The information contained within this alert is based on reports made during the past month, to Action Fraud, the UK’s national fraud reporting centre.
The National Fraud Investigation Bureau (NFIB) has gathered information about two frauds, where social media or email platforms are being used to encourage members of the public to donate money to sham charity appeals, including a ‘Migrant Helpline’.
1. Fake animal welfare charity overseas
The NFIB has discovered that criminal groups based in Spain or Cyprus are using social media platforms to target donors from the UK. The money is then laundered from the UK to overseas and rather than be used to tackle animal cruelty, these charitable funds are then diverted to support criminal activity, either here or on the Continent.
2. Fake ‘Migrant Helpline’
Fraudsters are sending out a high number of phishing emails to personal and business email addresses purporting to be from ‘Migrant Helpline’ – charity email addresses could also be targeted.
Migrant Helpline is a genuine charity, but fraudsters have been using its name to trick members of the public into becoming victims of this fraud. It should be noted that this fraud is in no way related to the real charity.
The email address sending the majority of emails is firstname.lastname@example.org; however multiple email addresses have been seen. The subject line currently is ‘Thank you for choosing to donate to Migrant helpline’ and the message body contains the following:
Thanks again for donating.
We’re sending it straight to Migrant Helpline so you’ll be making a difference very soon.
Your donation details:
First name: **
Last name: **
Donation Reference: 09493495
If you have any questions about your donation, please follow this link and download Your (Donation Reference 09493495), with the transaction details listed above.
With your help, Yeshiva Donations can continue to work in Syria and neighboring countries to deliver clean water and life-saving supplies to millions of people.
Your generosity is bringing much-needed assistance to families who have lost everything as a result of the crisis in Syria.
The first name, last name and telephone number are targeted and appear to be correct for those they are sent to.
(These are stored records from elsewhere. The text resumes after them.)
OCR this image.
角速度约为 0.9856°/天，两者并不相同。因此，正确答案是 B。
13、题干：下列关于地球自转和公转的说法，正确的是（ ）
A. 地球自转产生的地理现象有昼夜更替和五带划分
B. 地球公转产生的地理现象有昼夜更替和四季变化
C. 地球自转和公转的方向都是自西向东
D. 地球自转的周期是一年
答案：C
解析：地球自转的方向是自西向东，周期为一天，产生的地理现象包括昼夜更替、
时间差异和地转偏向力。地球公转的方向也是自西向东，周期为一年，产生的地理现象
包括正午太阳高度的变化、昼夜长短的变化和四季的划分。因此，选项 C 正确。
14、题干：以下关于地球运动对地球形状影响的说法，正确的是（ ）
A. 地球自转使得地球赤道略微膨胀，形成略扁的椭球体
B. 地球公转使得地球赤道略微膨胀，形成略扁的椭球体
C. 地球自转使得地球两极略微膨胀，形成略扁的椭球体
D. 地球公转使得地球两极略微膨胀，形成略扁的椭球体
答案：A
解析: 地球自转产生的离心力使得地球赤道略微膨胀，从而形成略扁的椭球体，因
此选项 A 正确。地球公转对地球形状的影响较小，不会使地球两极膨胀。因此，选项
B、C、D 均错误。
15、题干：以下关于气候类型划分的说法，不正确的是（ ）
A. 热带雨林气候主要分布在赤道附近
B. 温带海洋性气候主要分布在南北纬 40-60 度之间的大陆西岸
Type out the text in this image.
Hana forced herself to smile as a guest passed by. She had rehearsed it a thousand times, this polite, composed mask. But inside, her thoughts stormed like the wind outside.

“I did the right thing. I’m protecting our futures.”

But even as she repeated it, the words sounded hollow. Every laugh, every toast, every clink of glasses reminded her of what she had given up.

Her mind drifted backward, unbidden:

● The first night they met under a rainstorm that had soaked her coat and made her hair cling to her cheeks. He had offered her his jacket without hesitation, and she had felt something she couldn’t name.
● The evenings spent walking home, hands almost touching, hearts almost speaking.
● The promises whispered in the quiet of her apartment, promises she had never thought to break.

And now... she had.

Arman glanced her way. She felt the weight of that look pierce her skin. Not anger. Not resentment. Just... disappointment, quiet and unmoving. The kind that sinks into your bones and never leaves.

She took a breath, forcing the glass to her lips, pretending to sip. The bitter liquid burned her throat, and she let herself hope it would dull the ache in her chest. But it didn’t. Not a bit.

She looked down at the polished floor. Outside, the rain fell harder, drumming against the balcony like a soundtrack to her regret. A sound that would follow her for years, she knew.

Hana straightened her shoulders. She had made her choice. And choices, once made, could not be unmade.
Once the link is clicked, a well-known Trojan (Ramnit) is downloaded onto the victim’s device. This malware is equipped to target and steal personal/ corporate banking details.
Donors are advised to be vigilant and to protect themselves in the following ways:
- genuine charities are registered with the Charity Commission and print their registration details on all documentation, collection bags, envelopes, electronic communications etc – check these details exist and are genuine by visiting the Commission’s online Register of Charities
- if the collection is for a charity that you know is genuine, check the collection is authorised by asking the charity directly, using verifiable contact details
- watch out for poor grammar/ spelling in emails and other documents, including collection envelopes – this can be a tell-tale sign of fraudulent activity
- send your donation to the charity directly. This may mean going to a little more trouble, but you can be sure your donation will get to where it’s intended
The public can also take simple steps to keep safe online, advice is available on: Get Safe Online the official cyber-crime prevention website.
The Charity Commission publishes advice for donors and trustees on safer giving and runs awareness campaigns during periods of heightened giving.
Carl Mehta, Head of Investigations and Enforcement at the Charity Commission, said:
The British public donate millions of pounds every year to good causes, any attempt to abuse this generosity is reprehensible. Do not be put off donating by these malicious scams, but follow the Commission’s advice on safer giving
Charities can visit www.charitiesagainstfraud.org.uk for advice and top tips on how to protect their charity against fraud.
If you think you have fallen victim to either of these scams, or any other type of fraud, you should report it to Action Fraud by calling 0300 123 2040, or visiting www.actionfraud.police.uk
Trustees are advised also to report suspected or known fraud incidents to the Charity Commission at RSI@charitycommission.gsi.gov.uk
Serious incident reporting helps the Commission to gauge the volume and impact of incidents affecting charities and to understand the risks facing the sector as a whole.